Cook left Wizards of the Coast in 2001. Cook’s Beyond the Veil (2001) was one of the later books in Atlas Games’ “Penumbra” line of d20 System books. Cook started a new company Malhavoc Press in 2001 as an imprint of White Wolf’s Sword & Sorcery Studios, with the d20 The Book of Eldritch Might (2001) as his first product. The Book of Eldritch Might was the first commercial book published exclusively as a PDF that was released by a print publisher. It was an immediate success and has been credited with demonstrating the viability of PDF publishing within the role-playing industry.

This and other early Malhavoc products were initially released only in electronic format, though print versions of most of them have since been released by White Wolf, Inc. Malhavoc Press worked with Fiery Dragon Productions after the latter left Sword & Sorcery in 2002, and the majority of Fiery Dragon’s licenses were taken from Malhavoc. Cook’s work under the Malhavoc banner has included Arcana Unearthed: A Variant Players Handbook. Arcana Unearthed is set in Cook’s world of “The Diamond Throne”, a giant-dominated setting.


Monte Cook is a graduate of the Clarion Science Fiction and Fantasy Writer’s Workshop. After graduating from the 1999 workshop, he has published the novels The Glass Prison and Of Aged Angels.

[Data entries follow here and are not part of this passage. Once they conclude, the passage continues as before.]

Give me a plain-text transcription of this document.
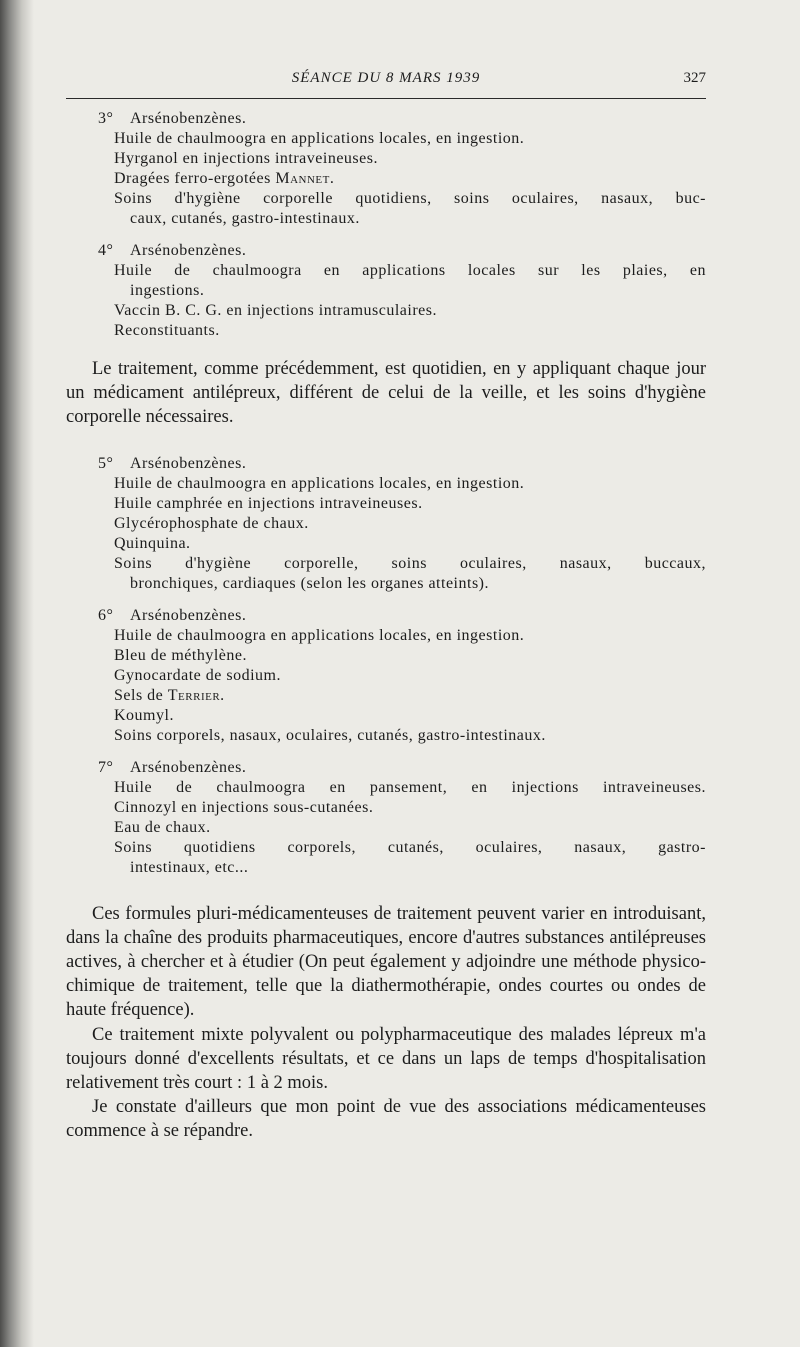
SÉANCE DU 8 MARS 1939	327
3° Arsénobenzènes.
Huile de chaulmoogra en applications locales, en ingestion.
Hyrganol en injections intraveineuses.
Dragées ferro-ergotées Mannet.
Soins d'hygiène corporelle quotidiens, soins oculaires, nasaux, buc-
caux, cutanés, gastro-intestinaux.
4° Arsénobenzènes.
Huile de chaulmoogra en applications locales sur les plaies, en
ingestions.
Vaccin B. C. G. en injections intramusculaires.
Reconstituants.

Le traitement, comme précédemment, est quotidien, en y appliquant chaque jour un médicament antilépreux, différent de celui de la veille, et les soins d'hygiène corporelle nécessaires.

5° Arsénobenzènes.
Huile de chaulmoogra en applications locales, en ingestion.
Huile camphrée en injections intraveineuses.
Glycérophosphate de chaux.
Quinquina.
Soins d'hygiène corporelle, soins oculaires, nasaux, buccaux,
bronchiques, cardiaques (selon les organes atteints).
6° Arsénobenzènes.
Huile de chaulmoogra en applications locales, en ingestion.
Bleu de méthylène.
Gynocardate de sodium.
Sels de Terrier.
Koumyl.
Soins corporels, nasaux, oculaires, cutanés, gastro-intestinaux.
7° Arsénobenzènes.
Huile de chaulmoogra en pansement, en injections intraveineuses.
Cinnozyl en injections sous-cutanées.
Eau de chaux.
Soins quotidiens corporels, cutanés, oculaires, nasaux, gastro-
intestinaux, etc...

Ces formules pluri-médicamenteuses de traitement peuvent varier en introduisant, dans la chaîne des produits pharmaceutiques, encore d'autres substances antilépreuses actives, à chercher et à étudier (On peut également y adjoindre une méthode physico-chimique de traitement, telle que la diathermothérapie, ondes courtes ou ondes de haute fréquence).

Ce traitement mixte polyvalent ou polypharmaceutique des malades lépreux m'a toujours donné d'excellents résultats, et ce dans un laps de temps d'hospitalisation relativement très court : 1 à 2 mois.

Je constate d'ailleurs que mon point de vue des associations médicamenteuses commence à se répandre.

He has also published short stories like “Born in Secrets” (in Amazing Stories), “The Rose Window” (in Realms of Mystery), and “A Narrowed Gaze” (in Realms of the Arcane). He also writes a continuing Call of Cthulhu fiction series, The Shandler Chronicles, in Game Trade Magazine.


Cook began working for TSR in 1992 as a freelancer: “writing a whole slew of stuff for the old Marvel game that never came out because the game got canceled”. In 1994 Cook came to work at TSR as a game designer. Cook designed Dungeons & Dragons modules such as Labyrinth of Madness (1995) and A Paladin in Hell (1998), and dozens of supplements to the Planescape line including The Planewalker’s Handbook (1996) and Dead Gods (1998). Cook also designed the conspiracy game Dark•Matter in 1999.


Cook has been a professional game designer since 1988, working primarily on role-playing games. Much of his early work was for Iron Crown Enterprises as an editor and writer for the Rolemaster and Champions lines. For a time, Cook was the editor in charge of the “Campaign Classics” line of books for the Hero System and Rolemaster lines. Cook worked for Iron Crown Enterprises for four years; two as a freelancer and two as a full-time designer. During this period, Cook wrote the multi-genre setting Dark Space (1990), a fantasy/science-fiction/horror setting. Cook became the line editor for Hero System, replacing Rob Bell, who left ICE in 1990.